WAQ76034 (e) Wedi’i gyflwyno ar 22/02/2018

A wnaiff Ysgrifennydd y Cabinet ddatganiad am nifer y digwyddiadau diogelwch cleifion yng Nghymru y cyflwynwyd adroddiad arnynt i'r system adrodd a dysgu cenedlaethol a orffennodd mewn marwolaeth rhwng 1 Chwefror 2017 a 31 Ionawr 2018, ac esbonio beth oedd y 40 o ddigwyddiadau ym Mwrdd Iechyd Prifysgol Betsi Cadwaladr?

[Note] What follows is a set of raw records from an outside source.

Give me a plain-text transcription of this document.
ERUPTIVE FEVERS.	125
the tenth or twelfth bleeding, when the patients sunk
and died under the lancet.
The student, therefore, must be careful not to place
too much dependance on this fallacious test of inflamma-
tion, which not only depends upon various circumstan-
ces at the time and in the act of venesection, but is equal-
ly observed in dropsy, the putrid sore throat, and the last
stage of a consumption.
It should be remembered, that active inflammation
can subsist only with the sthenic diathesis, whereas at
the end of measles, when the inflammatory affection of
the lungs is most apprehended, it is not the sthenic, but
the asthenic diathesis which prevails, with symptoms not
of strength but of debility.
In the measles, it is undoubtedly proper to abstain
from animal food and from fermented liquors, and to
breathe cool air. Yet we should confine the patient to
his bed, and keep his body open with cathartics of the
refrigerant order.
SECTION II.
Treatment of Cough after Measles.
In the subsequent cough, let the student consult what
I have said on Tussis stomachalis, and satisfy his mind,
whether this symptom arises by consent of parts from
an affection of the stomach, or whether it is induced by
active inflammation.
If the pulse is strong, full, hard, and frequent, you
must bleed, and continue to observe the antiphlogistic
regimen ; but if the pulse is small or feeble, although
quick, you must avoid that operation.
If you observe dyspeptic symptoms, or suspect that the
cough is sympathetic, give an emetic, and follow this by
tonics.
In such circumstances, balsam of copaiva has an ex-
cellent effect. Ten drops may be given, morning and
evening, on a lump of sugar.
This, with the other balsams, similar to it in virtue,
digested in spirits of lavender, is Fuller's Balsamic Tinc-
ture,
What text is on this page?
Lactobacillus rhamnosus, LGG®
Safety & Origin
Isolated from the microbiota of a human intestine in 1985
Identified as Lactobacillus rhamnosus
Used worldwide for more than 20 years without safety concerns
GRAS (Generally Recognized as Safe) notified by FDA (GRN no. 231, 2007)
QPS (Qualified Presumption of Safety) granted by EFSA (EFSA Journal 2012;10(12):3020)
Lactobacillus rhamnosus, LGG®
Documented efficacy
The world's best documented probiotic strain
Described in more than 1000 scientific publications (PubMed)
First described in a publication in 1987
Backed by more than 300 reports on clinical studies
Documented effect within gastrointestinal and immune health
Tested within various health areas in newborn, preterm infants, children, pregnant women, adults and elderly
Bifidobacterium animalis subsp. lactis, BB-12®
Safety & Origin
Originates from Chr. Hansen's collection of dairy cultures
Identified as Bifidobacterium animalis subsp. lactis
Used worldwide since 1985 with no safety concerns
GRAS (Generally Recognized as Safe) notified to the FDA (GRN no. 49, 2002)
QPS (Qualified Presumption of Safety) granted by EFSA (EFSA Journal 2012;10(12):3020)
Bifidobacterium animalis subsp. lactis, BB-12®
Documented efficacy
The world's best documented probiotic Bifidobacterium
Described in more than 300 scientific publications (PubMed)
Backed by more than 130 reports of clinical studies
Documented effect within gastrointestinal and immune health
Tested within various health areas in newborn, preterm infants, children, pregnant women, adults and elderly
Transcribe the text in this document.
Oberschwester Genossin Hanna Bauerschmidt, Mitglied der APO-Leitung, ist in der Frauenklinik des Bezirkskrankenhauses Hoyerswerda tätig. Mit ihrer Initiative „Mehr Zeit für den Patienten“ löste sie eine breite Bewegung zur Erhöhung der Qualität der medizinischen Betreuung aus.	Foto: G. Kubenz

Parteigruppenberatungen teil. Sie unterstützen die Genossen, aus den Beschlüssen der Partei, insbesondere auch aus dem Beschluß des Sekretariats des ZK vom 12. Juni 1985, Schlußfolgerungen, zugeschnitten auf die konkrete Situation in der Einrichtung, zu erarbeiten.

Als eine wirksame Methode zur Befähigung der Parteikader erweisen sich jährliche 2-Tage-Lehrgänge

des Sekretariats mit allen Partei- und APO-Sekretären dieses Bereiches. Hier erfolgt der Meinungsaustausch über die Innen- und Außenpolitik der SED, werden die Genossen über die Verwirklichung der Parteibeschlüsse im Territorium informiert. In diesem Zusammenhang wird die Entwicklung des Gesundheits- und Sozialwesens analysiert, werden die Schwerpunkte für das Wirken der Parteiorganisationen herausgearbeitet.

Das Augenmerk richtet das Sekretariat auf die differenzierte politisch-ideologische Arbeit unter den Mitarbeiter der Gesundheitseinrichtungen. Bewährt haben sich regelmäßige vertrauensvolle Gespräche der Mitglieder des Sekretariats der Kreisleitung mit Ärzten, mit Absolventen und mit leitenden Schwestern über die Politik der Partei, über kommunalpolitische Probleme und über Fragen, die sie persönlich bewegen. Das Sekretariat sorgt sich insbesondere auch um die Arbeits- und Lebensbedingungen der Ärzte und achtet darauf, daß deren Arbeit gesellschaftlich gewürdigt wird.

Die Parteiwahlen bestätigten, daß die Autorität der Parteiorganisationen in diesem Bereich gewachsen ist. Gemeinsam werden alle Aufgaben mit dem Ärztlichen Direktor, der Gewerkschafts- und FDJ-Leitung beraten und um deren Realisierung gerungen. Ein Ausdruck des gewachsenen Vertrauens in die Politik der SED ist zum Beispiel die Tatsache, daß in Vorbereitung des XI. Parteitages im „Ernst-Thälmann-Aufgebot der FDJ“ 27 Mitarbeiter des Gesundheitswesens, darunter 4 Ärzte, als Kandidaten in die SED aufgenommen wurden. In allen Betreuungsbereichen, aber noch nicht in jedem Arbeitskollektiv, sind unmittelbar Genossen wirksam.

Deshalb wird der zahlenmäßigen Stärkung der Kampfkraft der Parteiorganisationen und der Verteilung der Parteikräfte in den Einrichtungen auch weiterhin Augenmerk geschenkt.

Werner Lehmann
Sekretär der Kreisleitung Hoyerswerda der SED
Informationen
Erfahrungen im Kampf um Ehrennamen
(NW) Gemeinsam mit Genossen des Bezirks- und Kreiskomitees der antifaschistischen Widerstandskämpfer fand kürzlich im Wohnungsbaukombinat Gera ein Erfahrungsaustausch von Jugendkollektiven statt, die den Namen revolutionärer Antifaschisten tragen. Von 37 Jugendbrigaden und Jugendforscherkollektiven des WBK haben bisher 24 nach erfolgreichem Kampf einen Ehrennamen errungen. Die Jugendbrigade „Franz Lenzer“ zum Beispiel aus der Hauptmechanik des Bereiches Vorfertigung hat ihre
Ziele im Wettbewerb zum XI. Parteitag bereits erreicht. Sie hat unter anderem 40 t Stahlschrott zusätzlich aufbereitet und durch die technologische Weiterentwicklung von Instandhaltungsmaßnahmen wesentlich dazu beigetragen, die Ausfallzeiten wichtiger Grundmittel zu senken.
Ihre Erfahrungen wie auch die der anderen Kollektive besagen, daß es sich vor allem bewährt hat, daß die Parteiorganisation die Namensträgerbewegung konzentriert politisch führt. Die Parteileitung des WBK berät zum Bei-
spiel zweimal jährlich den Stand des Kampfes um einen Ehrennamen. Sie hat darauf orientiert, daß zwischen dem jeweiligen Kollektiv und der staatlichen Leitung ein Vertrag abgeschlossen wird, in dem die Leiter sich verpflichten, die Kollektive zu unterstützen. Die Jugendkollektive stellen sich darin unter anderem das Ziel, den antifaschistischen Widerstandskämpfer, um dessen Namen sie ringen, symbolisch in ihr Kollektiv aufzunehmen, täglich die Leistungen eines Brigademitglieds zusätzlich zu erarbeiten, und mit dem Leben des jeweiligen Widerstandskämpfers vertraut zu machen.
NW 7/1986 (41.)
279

Wedi'i ateb gan Ysgrifennydd y Cabinet dros Iechyd a Gwasanaethau Cymdeithasol | Wedi'i ateb ar 05/03/2018

Every year many thousands of patients receive high quality, safe and effective treatment but in a modern, increasingly complex health system incidents will still happen.  Where this is the case we expect every NHS organisation, including Betsi Cadwaladr University Health Board (BCUHB) to report every incident, in a timely manner to the National Reporting and Learning System (NRLS) and to investigate it thoroughly so root causes are identified for improvement. 

 

This reporting process demands a culture of openness and learning to prevent incidents recurring.  We welcome a continued increase in reporting across Wales, as we know from extensive research that high reporting is a positive indicator of an open and supportive patient safety culture.  During this 12 month period a total of 95,347 incidents were reported but of these 61,418 resulted in no harm. These ‘near misses’ represent a huge opportunity for learning to prevent future incidents and demonstrate why it’s important to have an open and transparent reporting system.

 

All organisations are required to investigate all reported incidents and determine how the learning will be applied across their areas. More detailed information relating to the cause of these incidents and the associated levels of harm will be held at a local level.

 

Where appropriate Welsh Government may also issue a patient safety notice or alert to ensure wider learning across the whole of the NHS in Wales.

   

Comparisons should not be made across health boards as each has its own demographic and population size.  Based on the latest NRLS data the assumption cannot be made that BCUHB has the highest number of deaths and severe incidents, it just means it has the highest number of reports of these incidents, which demonstrates an open and transparent culture in this large organisation, which is to be welcomed.